A small but noteworthy part of this shake-up at the State Department should raise particular alarm: a plan to create an “Office of Remigration.”
As Mother Jones reported previously, the term “remigration” is rooted in the debunked Great Replacement theory and favored by the European far-right and White nationalist extremists. It calls for the forcible repatriation or mass expulsion of non-ethnically European immigrants and their descendants, regardless of immigration status or citizenship, and an end to multiculturalism. In 2019, the Associated Press described remigration as the “chilling notion of returning immigrants to their native lands in what amounts to a soft-style ethnic cleansing.”
The proposed establishment of an “Office of Remigration” is the latest push by the Trump administration to curb most, if not all, immigration to the United States (with the notable exception of South Africa’s white Afrikaners and investors willing to buy a $5 million gold card). This includes ideologically purging students and lawful residents, on top of trying to rid the country of all undocumented immigrants and summoning wartime powers to expel hundreds of noncitizens to a foreign prison without due process.
The anti-immigrant buzzword “remigration” was made popular by Austrian identitarian activist Martin Sellner. It has since become a policy platform embraced by Germany’s Alternative for Germany (AfD) party and far-right politicians across Europe. Earlier this month, a “remigration” summit in Italy reportedly gathered hundreds of lawmakers and activists—including a former Trump-endorsed candidate for the Michigan House of Representatives—in support of repatriating “non-assimilated” immigrants and European-born citizens alike. The Global Project Against Hate and Extremism called it an “ethnic cleansing summit.”

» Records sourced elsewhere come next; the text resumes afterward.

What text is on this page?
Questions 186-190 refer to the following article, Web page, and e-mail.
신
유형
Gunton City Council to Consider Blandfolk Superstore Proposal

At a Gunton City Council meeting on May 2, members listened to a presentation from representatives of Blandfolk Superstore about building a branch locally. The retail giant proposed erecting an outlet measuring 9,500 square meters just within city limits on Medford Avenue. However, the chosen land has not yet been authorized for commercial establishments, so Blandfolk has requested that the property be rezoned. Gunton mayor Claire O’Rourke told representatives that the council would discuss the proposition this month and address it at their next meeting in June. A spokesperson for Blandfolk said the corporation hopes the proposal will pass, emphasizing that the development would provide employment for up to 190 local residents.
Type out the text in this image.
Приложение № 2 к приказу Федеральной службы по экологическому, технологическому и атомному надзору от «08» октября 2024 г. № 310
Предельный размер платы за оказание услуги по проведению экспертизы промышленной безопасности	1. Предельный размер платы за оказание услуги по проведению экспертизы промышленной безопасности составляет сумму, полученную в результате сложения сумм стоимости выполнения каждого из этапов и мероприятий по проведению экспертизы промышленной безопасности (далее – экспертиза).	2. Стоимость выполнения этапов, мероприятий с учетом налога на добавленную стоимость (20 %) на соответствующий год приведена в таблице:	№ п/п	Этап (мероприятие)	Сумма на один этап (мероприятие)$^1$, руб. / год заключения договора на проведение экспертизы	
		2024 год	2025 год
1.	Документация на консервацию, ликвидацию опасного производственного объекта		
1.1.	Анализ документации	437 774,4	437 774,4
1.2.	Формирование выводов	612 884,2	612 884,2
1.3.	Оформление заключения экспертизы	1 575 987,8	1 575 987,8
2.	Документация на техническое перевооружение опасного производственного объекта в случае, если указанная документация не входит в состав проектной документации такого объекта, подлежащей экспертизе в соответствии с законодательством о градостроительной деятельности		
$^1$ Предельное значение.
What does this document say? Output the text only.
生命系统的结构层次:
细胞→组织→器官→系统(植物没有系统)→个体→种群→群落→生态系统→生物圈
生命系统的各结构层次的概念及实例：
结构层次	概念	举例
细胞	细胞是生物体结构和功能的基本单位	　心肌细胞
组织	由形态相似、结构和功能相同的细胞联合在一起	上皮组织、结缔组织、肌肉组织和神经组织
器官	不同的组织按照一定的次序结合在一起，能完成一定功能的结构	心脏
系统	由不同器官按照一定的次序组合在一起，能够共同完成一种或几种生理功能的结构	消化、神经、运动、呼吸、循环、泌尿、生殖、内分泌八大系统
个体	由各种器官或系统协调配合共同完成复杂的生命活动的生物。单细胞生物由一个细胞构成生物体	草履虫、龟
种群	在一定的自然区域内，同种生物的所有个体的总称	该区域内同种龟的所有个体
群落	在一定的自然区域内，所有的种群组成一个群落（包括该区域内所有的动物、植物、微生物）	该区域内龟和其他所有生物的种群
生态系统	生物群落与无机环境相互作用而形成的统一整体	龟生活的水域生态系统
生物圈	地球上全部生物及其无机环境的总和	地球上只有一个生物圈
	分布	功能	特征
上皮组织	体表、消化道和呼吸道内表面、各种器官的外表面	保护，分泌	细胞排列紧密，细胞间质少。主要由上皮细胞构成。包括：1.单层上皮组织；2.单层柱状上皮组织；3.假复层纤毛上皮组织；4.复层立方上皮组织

Trump’s “Office of Remigration” would fall under the Bureau of Population, Refugees, and Migration, one State Department official told Axios. “The Office of Remigration will serve as the [Bureau of Population, Refugees, and Migration]’s hub for immigration issues and repatriation tracking,” according to a copy of the 136-page plan shared with six Congressional committees to be approved before July 1 and reviewed by Wired. “It will provide a policy platform for interagency coordination with DHS and other agencies on removals/repatriations, and for intra-agency policy work to advance the President’s immigration agenda.”

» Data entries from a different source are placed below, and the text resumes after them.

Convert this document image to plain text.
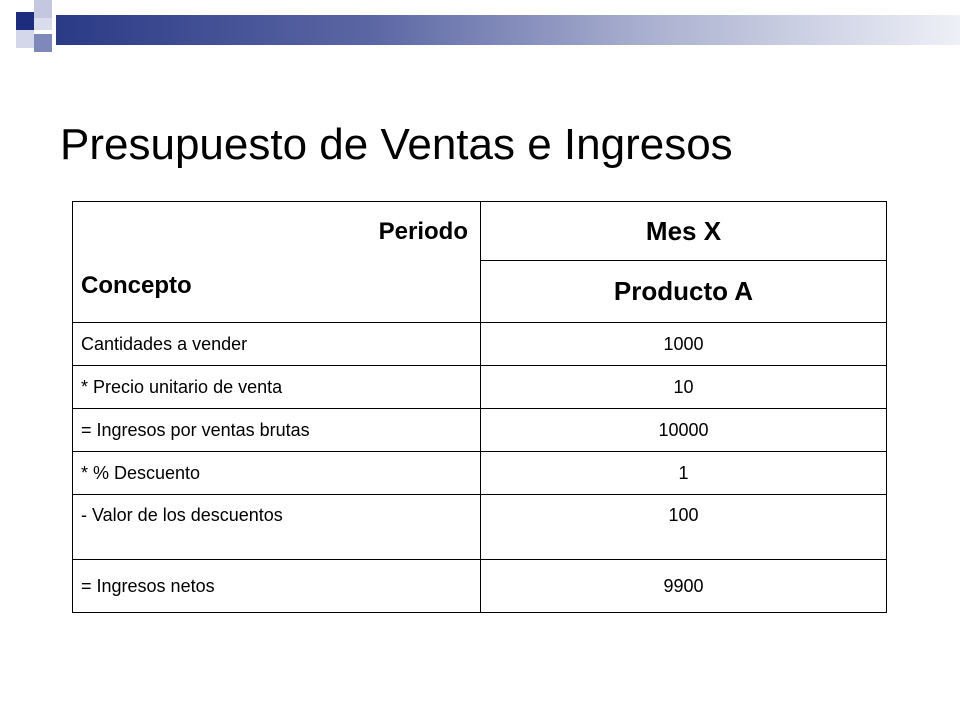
Presupuesto de Ventas e Ingresos
Periodo
Concepto	Mes X
	Producto A
Cantidades a vender	1000
* Precio unitario de venta	10
= Ingresos por ventas brutas	10000
* % Descuento	1
- Valor de los descuentos	100
= Ingresos netos	9900
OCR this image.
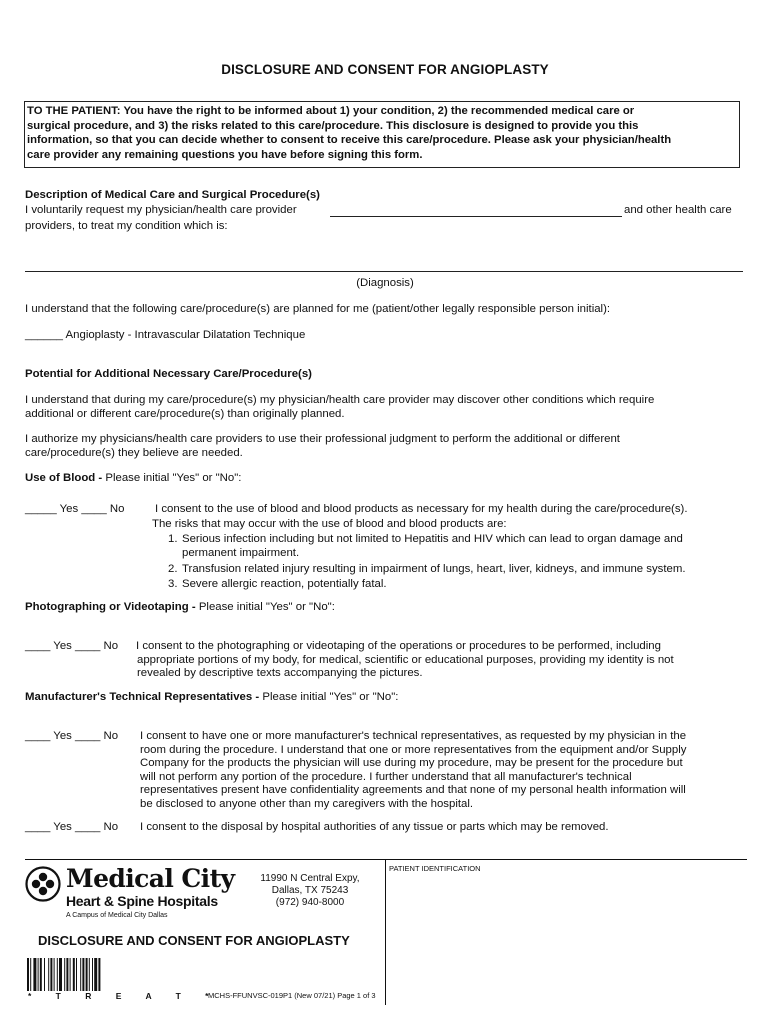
DISCLOSURE AND CONSENT FOR ANGIOPLASTY
TO THE PATIENT: You have the right to be informed about 1) your condition, 2) the recommended medical care or
surgical procedure, and 3) the risks related to this care/procedure. This disclosure is designed to provide you this
information, so that you can decide whether to consent to receive this care/procedure. Please ask your physician/health
care provider any remaining questions you have before signing this form.
Description of Medical Care and Surgical Procedure(s)
I voluntarily request my physician/health care provider	and other health care
providers, to treat my condition which is:
(Diagnosis)
I understand that the following care/procedure(s) are planned for me (patient/other legally responsible person initial):
______ Angioplasty - Intravascular Dilatation Technique
Potential for Additional Necessary Care/Procedure(s)
I understand that during my care/procedure(s) my physician/health care provider may discover other conditions which require
additional or different care/procedure(s) than originally planned.
I authorize my physicians/health care providers to use their professional judgment to perform the additional or different
care/procedure(s) they believe are needed.
Use of Blood - Please initial "Yes" or "No":
_____ Yes ____ No	I consent to the use of blood and blood products as necessary for my health during the care/procedure(s).
The risks that may occur with the use of blood and blood products are:
1. Serious infection including but not limited to Hepatitis and HIV which can lead to organ damage and
permanent impairment.
2. Transfusion related injury resulting in impairment of lungs, heart, liver, kidneys, and immune system.
3. Severe allergic reaction, potentially fatal.
Photographing or Videotaping - Please initial "Yes" or "No":
____ Yes ____ No I consent to the photographing or videotaping of the operations or procedures to be performed, including
appropriate portions of my body, for medical, scientific or educational purposes, providing my identity is not
revealed by descriptive texts accompanying the pictures.
Manufacturer's Technical Representatives - Please initial "Yes" or "No":
____ Yes ____ No I consent to have one or more manufacturer's technical representatives, as requested by my physician in the
room during the procedure. I understand that one or more representatives from the equipment and/or Supply
Company for the products the physician will use during my procedure, may be present for the procedure but
will not perform any portion of the procedure. I further understand that all manufacturer's technical
representatives present have confidentiality agreements and that none of my personal health information will
be disclosed to anyone other than my caregivers with the hospital.
____ Yes ____ No I consent to the disposal by hospital authorities of any tissue or parts which may be removed.
Medical City
Heart & Spine Hospitals
A Campus of Medical City Dallas
11990 N Central Expy,
Dallas, TX 75243
(972) 940-8000
PATIENT IDENTIFICATION
DISCLOSURE AND CONSENT FOR ANGIOPLASTY
* T R E A T *
MCHS-FFUNVSC-019P1 (New 07/21) Page 1 of 3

The move would effectively undercut the bureau’s original stated mission to “provide protection, ease suffering, and resolve the plight of persecuted and uprooted people around the world.” Instead, according to the document submitted to Congress, the bureau’s functions will be consolidated into three offices under the Deputy Assistant Secretary for Migration Matters and “substantially reorganized” to deliver on the administration’s policy priorities.
One of such offices, the “Office of Remigration,” would “actively facilitate the voluntary return of migrants to their country of origin or legal status.” Earlier this month, the Department of Homeland Security announced that it would offer a stipend and financial travel assistance to immigrants who decided to use the CBP Home mobile app to self-deport. Recently, immigration lawyers have also seen “notices to self-deport” posted in immigration courts, warning that they’re misleading and intended to scare people.
In a recent post on an apparent State Department Substack, Samuel Samson, a senior adviser for the Bureau for Democracy, Human Rights, and Labor singled out “mass migration” and the replacement of “spiritual and cultural roots” as threats to “democratic self-governance.” He further called for a partnership focused on the United States and Europe’s “shared Western civilizational heritage.”
Last September, in the lead up to the presidential elections, Donald Trump invoked “remigration” in a Truth Social post stating his plans to “return Kamala [Harris]’s illegal migrants to their home countries (also known as remigration).” At the time, Trump’s nod to the European far right’s policy caught Sellner’s attention and was celebrated as another step towards taking remigration global and mainstream. Now, it might be policy. When asked by Wired about the incursion of remigration in the United States, Sellner said Trump “ticks many of the boxes. The “common line” between America and Europe, he added, is “preserving the cultural continuity by stopping replacement migration.”
Sellner, who was barred from entering Germany and the United Kingdom and had his US travel authorization canceled in 2019 because of his suspected links to the Christchurch shooter, told Wired he might try to get a new visa, saying “I hope I will touch American soil again soon.” One of the organizers and speakers at this month’s remigration summit in Italy, Sellner reportedly advertised the event by lauding the United States as an example, saying “Remigration is on everyone’s lips.”